Looking closely through the open gate, it appears as if there is a matching arch with a closed gate diagonally across the park in the distant background - at the corner of Hollins and Gilmor streets. At the far right of the image, there's another arch which (in perspective) would be at the corner of Stricker and Hollins streets. For the sake of symmetry - a favored aesthetic at the time - it would make sense that the four corners had matching gates and, of course, the current entrances continue that aesthetic. From this illustration, it's hard to discern what sort of entrance there was at center of each side on the square but one would have to assume that something was there in the vicinity of the pedestrians shown standing at the right side on Stricker Street. Based on the height of the men, the fence appears to have been over 6 feet tall (plus the height of the spikes) while the entrance arches appear to be about 12 feet tall.
A special attraction of Union Square was a spring of fine water, so abundant that in 1849 the Baltimore & Ohio railroad paid the city $4,000 for the privilege of piping its surplus water to Camden station. The remaining (non-functional) elements of this piping still exist beneath a covered opening under the pavilion.
Willow Brook (1799) became the Donnell Mansion (1810) which became the House of the Good Shepherd (1864) which underwent many transformations and which was razed in 1965 to eventually become Steuart Hill Elementary (1966).
At the time of this illustration (1866), Mrs. Emily McTavish (who inherited the Donnell Mansion) had already donated the mansion to the Sisters of the Good Shepherd (1844) who opened it as the House of the Good Shepherd (1864). Its purpose was to reclaim and reform fallen and unfortunate young girls and children in danger of being led to ruin.
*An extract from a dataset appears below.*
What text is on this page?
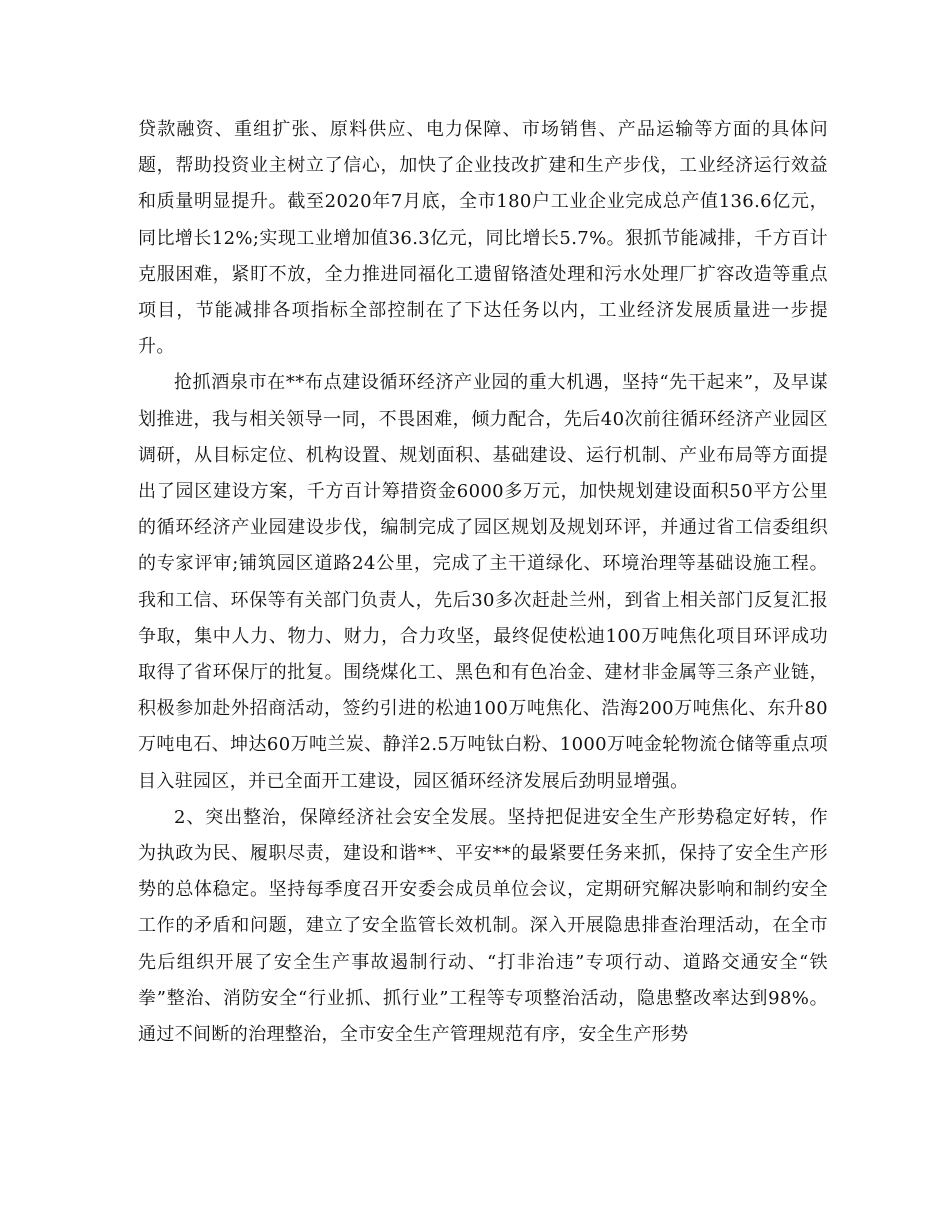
贷款融资、重组扩张、原料供应、电力保障、市场销售、产品运输等方面的具体问题，帮助投资业主树立了信心，加快了企业技改扩建和生产步伐，工业经济运行效益和质量明显提升。截至2020年7月底，全市180户工业企业完成总产值136.6亿元，同比增长12%;实现工业增加值36.3亿元，同比增长5.7%。狠抓节能减排，千方百计克服困难，紧盯不放，全力推进同福化工遗留铬渣处理和污水处理厂扩容改造等重点项目，节能减排各项指标全部控制在了下达任务以内，工业经济发展质量进一步提升。

抢抓酒泉市在**布点建设循环经济产业园的重大机遇，坚持“先干起来”，及早谋划推进，我与相关领导一同，不畏困难，倾力配合，先后40次前往循环经济产业园区调研，从目标定位、机构设置、规划面积、基础建设、运行机制、产业布局等方面提出了园区建设方案，千方百计筹措资金6000多万元，加快规划建设面积50平方公里的循环经济产业园建设步伐，编制完成了园区规划及规划环评，并通过省工信委组织的专家评审;铺筑园区道路24公里，完成了主干道绿化、环境治理等基础设施工程。我和工信、环保等有关部门负责人，先后30多次赶赴兰州，到省上相关部门反复汇报争取，集中人力、物力、财力，合力攻坚，最终促使松迪100万吨焦化项目环评成功取得了省环保厅的批复。围绕煤化工、黑色和有色冶金、建材非金属等三条产业链，积极参加赴外招商活动，签约引进的松迪100万吨焦化、浩海200万吨焦化、东升80万吨电石、坤达60万吨兰炭、静洋2.5万吨钛白粉、1000万吨金轮物流仓储等重点项目入驻园区，并已全面开工建设，园区循环经济发展后劲明显增强。

2、突出整治，保障经济社会安全发展。坚持把促进安全生产形势稳定好转，作为执政为民、履职尽责，建设和谐**、平安**的最紧要任务来抓，保持了安全生产形势的总体稳定。坚持每季度召开安委会成员单位会议，定期研究解决影响和制约安全工作的矛盾和问题，建立了安全监管长效机制。深入开展隐患排查治理活动，在全市先后组织开展了安全生产事故遏制行动、“打非治违”专项行动、道路交通安全“铁拳”整治、消防安全“行业抓、抓行业”工程等专项整治活动，隐患整改率达到98%。通过不间断的治理整治，全市安全生产管理规范有序，安全生产形势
It is one of the great institutions founded by the Roman Catholic Church that left an impression upon the community's life. It was used by the courts for the purpose of committing and incarcerating "incorrigible and vicious white females under the age of eighteen years."
The cornerstone of the House of the Good Shepherd's first addition (including a chapel and a 20-foot tall stone perimeter wall) was laid July 10, 1886. It is understood that the high stone wall - topped with broken glass - went completely across the park side of the property on Gilmor Street and completely across the Lombard Street and Hollins Street sides of the block - and the entrance gate in the wall opened toward what had been the rear so that, in later years, locals may have thought of it as a Mount Street institution. There is still speculation regarding the height and configuration of this wall and whether it was a solid expanse of stone blocks or if there were any narrow windows, buttresses, turrets, or other ornamentation along the wall. As additional images are located, the information will be shared via this website.
In his writings almost a century after the time of this illustration, H. L. Mencken commented that he caught fleeting glimpses over the stone wall from the third floor window of his home on Hollins Street. From this vantage point, he could occasionally see the nuns in their traditional black habits bustling around the grounds of the House of the Good Shepherd.
Source of the illustration and the quote:
The Stranger in Baltimore
A new hand book, containing Sketches of the Early History and Present Condition of Baltimore, with a Description of its Notable Localities, and other Information useful to both Citizens and Strangers.
Complied and Published 1886 by
J. F. Weishampel, Jr., Bookseller and Stationer
Corner Baltimore and Eutaw Streets
Weishampel's New Monumental City Guide
Illustration from page 80
Note: In 1875, the fence around Union Square Park (as well as Franklin Square and other city squares) was removed in accordance with a Baltimore City ordinance. In place of the fence, pediments with flowering urns were located at the entrances to the square.